I think this man would like the finer things in life when he could get them, so I do think he would drink whisky from a crystal glass, maybe have an occasional large cigar, (Xmas, birthdays.)

Could his grandfather perhaps be a paternal cousin of Lord Randolph Churchill’s who had maybe gone off the rails a bit as a young man, lost what money he had?

I suppose there could even be a fictional younger brother of Lord Randolph, who was this man’s great grandfather. His grandson had caused a scandal of some sort and so this man, his descendant, had to emigrate from London, originally Oxfordshire.
I will need to do a little digging to gain the clarity of the family connection, but you clearly know the relationships make sense, and so this is just what I was looking for, a black sheep ancestor to "make up for." Thank you!
 
It’s probably also important to note that Churchill exhibited all the symptoms of some form of bipolar disorder and personally believed himself capable of terrible things as well.
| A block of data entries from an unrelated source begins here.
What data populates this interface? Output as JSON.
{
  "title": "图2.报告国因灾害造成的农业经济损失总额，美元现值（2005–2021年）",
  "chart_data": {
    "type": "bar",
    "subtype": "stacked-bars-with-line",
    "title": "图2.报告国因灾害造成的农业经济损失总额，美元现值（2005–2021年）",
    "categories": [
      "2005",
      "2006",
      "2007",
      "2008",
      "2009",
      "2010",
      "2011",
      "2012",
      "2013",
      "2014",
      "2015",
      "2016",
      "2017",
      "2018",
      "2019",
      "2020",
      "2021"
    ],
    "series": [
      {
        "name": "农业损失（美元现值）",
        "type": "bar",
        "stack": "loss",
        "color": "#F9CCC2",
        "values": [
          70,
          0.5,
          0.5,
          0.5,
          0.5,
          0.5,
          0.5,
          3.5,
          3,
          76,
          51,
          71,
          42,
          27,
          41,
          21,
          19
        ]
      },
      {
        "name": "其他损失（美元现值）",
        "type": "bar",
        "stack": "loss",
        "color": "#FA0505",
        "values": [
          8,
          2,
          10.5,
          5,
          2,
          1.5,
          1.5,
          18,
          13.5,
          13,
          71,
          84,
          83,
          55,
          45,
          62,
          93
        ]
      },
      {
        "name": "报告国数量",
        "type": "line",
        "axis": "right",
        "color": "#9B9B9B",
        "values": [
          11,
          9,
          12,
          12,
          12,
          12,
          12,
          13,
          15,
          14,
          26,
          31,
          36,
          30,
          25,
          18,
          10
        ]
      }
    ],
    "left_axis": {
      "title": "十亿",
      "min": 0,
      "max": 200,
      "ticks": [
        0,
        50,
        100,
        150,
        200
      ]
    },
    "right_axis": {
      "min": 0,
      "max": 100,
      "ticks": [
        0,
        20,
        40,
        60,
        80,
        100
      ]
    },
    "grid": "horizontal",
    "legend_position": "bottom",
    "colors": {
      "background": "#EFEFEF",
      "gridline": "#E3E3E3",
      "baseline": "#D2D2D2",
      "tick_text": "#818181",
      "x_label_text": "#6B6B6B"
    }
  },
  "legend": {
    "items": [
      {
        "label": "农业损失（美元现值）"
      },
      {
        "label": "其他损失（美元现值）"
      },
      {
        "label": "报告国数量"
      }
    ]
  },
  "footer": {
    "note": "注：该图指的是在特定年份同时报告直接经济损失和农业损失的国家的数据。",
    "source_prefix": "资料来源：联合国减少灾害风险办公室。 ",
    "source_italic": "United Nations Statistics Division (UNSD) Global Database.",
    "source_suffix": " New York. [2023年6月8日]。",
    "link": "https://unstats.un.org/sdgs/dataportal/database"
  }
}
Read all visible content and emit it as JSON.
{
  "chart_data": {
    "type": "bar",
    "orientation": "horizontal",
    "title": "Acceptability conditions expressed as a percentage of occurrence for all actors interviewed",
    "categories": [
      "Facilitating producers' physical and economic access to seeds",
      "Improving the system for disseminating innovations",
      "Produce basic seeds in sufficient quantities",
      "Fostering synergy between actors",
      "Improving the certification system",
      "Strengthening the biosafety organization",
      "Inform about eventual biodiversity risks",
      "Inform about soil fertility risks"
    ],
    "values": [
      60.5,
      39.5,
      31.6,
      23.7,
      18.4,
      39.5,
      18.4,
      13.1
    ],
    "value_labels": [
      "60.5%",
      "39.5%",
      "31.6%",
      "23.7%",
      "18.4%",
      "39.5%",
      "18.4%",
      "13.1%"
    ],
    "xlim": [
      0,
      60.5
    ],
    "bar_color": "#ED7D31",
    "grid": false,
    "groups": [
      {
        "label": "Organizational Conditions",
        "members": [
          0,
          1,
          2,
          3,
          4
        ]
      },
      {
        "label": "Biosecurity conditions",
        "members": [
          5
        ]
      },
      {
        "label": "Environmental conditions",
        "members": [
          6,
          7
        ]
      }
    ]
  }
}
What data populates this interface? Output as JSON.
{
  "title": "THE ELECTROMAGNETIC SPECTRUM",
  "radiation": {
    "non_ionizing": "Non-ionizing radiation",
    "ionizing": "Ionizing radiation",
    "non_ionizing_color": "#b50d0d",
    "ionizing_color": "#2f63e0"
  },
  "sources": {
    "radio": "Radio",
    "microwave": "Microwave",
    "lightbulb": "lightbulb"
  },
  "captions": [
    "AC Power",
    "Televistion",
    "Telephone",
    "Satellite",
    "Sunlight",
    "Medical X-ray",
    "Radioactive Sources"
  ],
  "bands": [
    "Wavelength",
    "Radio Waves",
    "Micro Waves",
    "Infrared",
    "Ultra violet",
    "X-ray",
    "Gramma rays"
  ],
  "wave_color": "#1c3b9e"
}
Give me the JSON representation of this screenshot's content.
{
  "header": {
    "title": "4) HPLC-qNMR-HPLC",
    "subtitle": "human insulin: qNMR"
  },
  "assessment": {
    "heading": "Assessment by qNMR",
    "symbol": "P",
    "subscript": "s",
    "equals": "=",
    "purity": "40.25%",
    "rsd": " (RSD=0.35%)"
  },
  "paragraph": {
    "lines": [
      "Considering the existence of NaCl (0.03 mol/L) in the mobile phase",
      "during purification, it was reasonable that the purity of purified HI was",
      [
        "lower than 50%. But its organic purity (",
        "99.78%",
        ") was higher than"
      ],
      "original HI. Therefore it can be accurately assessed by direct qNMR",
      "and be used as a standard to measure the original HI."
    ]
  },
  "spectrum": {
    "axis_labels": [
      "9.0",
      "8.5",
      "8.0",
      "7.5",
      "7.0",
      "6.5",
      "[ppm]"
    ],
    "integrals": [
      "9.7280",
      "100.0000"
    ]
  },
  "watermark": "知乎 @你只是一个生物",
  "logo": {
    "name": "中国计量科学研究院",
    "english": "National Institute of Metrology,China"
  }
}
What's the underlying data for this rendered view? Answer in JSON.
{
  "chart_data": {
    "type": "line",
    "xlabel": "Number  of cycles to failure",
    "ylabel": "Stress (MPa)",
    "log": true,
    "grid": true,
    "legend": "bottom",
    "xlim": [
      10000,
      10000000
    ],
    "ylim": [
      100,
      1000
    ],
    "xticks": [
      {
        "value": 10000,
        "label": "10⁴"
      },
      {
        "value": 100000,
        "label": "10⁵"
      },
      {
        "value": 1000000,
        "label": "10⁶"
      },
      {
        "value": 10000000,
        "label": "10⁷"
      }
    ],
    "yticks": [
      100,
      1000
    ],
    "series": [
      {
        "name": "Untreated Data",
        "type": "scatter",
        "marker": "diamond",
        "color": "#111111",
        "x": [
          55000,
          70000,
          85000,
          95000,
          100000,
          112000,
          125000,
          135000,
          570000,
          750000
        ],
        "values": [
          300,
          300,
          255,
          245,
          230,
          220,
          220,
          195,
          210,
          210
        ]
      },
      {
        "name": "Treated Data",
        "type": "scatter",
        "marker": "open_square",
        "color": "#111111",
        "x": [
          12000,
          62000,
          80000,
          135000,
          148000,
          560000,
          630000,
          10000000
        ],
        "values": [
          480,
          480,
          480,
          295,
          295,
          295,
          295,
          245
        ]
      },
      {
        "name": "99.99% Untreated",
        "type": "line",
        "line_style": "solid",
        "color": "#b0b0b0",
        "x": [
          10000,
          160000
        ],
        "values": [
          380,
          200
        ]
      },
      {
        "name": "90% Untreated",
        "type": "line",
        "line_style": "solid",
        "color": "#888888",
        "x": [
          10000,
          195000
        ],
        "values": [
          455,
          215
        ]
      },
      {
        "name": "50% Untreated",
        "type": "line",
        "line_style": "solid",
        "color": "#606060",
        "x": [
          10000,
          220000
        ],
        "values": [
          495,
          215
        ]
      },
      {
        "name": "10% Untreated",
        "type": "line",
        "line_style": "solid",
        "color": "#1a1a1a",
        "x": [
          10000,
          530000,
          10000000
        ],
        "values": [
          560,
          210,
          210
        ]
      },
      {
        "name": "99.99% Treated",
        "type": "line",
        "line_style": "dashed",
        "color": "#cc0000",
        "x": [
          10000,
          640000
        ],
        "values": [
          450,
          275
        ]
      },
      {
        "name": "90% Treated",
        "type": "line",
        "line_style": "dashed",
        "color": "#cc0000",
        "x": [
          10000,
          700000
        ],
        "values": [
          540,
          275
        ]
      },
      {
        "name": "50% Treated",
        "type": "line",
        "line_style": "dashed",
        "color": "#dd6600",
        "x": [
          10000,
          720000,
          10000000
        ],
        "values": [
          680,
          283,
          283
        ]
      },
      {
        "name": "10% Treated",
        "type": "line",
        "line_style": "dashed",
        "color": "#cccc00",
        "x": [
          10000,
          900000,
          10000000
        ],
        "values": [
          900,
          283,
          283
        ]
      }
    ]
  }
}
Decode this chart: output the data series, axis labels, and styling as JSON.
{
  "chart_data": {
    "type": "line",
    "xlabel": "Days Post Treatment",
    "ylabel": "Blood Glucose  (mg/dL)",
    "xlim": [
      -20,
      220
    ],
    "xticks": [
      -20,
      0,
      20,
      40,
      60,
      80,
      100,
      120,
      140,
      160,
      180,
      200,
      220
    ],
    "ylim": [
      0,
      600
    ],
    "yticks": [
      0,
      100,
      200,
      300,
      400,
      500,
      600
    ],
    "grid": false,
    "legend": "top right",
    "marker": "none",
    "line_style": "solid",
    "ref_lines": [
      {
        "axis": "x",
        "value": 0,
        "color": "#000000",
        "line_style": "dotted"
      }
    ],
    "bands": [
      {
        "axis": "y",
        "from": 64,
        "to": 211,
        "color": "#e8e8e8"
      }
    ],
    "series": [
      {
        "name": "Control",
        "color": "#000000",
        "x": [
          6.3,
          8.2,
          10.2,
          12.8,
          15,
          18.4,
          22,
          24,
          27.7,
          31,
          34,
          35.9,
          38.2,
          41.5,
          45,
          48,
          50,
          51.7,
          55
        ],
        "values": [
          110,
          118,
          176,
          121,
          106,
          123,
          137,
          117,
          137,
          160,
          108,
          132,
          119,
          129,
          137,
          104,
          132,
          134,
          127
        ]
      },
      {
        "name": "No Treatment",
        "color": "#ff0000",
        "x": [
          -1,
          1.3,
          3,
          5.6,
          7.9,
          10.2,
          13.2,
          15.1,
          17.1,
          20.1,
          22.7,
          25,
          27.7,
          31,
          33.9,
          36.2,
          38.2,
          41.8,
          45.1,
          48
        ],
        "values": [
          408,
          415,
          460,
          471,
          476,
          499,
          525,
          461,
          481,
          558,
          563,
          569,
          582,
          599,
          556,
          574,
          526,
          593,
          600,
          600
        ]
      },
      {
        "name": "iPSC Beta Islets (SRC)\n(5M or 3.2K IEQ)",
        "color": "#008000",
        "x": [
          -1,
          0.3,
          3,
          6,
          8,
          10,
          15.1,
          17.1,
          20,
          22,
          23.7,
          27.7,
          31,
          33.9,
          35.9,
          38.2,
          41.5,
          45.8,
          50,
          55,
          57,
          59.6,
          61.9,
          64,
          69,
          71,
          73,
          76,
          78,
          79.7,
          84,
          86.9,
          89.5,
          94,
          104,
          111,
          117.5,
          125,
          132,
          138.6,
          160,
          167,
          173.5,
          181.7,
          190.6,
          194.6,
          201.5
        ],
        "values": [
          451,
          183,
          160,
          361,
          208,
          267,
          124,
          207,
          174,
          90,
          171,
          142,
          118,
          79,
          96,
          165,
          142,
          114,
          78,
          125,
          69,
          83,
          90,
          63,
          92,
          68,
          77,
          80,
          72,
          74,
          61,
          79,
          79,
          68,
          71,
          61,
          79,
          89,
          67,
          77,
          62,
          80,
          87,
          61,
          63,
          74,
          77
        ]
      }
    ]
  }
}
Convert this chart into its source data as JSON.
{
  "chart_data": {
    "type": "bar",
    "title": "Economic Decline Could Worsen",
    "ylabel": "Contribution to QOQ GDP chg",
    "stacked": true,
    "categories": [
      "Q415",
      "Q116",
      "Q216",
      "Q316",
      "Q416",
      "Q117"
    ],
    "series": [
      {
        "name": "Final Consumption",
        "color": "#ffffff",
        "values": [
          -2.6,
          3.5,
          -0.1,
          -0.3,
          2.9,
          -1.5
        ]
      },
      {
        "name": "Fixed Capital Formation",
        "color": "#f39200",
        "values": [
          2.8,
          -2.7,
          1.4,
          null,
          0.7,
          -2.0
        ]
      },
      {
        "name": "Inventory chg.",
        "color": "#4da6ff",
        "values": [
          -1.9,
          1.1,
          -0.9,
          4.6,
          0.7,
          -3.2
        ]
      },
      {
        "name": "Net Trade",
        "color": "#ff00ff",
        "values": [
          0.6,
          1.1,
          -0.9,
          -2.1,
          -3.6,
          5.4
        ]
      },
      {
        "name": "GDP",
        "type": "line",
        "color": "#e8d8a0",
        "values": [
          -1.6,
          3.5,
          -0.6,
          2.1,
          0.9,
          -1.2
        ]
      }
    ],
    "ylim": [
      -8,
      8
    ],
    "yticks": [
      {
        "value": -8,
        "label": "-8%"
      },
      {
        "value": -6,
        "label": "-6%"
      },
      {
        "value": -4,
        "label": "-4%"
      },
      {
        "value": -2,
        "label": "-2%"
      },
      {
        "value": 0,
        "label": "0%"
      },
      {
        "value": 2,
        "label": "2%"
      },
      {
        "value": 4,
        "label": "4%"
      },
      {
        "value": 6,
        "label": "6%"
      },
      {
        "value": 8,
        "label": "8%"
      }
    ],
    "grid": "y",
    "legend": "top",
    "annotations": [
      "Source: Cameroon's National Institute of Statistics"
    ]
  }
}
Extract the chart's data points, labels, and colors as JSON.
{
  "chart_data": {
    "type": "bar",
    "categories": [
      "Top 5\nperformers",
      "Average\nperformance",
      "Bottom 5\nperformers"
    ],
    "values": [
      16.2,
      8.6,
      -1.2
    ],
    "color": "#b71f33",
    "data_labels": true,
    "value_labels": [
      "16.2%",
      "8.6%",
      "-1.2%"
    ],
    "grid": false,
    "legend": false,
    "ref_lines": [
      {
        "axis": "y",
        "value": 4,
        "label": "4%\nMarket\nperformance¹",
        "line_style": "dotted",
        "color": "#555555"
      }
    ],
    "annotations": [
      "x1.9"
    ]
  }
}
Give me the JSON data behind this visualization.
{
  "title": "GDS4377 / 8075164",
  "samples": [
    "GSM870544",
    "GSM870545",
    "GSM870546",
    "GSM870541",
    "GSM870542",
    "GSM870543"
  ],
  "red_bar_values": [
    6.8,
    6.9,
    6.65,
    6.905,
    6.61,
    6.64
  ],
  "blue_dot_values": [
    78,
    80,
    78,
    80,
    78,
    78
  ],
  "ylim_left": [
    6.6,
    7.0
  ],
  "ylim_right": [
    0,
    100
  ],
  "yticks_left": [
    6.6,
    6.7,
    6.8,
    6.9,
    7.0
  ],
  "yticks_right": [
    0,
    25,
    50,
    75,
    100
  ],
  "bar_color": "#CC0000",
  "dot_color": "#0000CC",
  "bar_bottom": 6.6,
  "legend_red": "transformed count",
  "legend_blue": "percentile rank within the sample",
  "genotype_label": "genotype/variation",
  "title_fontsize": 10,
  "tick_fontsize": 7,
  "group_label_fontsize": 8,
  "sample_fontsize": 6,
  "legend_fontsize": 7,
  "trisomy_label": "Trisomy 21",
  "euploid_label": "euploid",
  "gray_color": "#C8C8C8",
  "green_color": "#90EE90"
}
His insistence on an aristocratic lifestyle left him writing for his supper most of the time the British taxpayers weren’t paying for it.

He also wrote an extraordinary story about the father who didn’t think much of him. “The Dream”: A Fictional Encounter by Winston S. Churchill
 
It’s probably also important to note that Churchill exhibited all the symptoms of some form of bipolar disorder and personally believed himself capable of terrible things as well. His insistence on an aristocratic lifestyle left him writing for his supper most of the time the British taxpayers weren’t paying for it.

He also wrote an extraordinary story about the father who didn’t think much of him. “The Dream”: A Fictional Encounter by Winston S. Churchill
Thank you for the input. I will read this article ASAP.

I know he was a generally poor student as a youngster, and so forced into the military by his father, an accomplished politician himself. What I am surprised I was unaware of prior to starting my research for this project was that his mother was American and he won a Nobel Prize for his writing. I don't know how I could have forgotten those facts, as surely I read it at one point or another, but his role in the Second World War obviously overshadows all else. I understand he drank morning, noon and night, but tended to water down his drinks, and that he was a frequent nap-taker.
 
Part of WSC also thought he might be in for an early death since Lord Randolph died under mysterious (and since it was assumed syphilis at the time, shameful) circumstances at the age of 45. He felt both he might have a limited time to accomplish anything and a desire to redeem the family name due to his father’s failed promising political career. As it turned out, he lived twice as long, but was perfectly certain he’d die on the anniversary of his father’s death — and he did.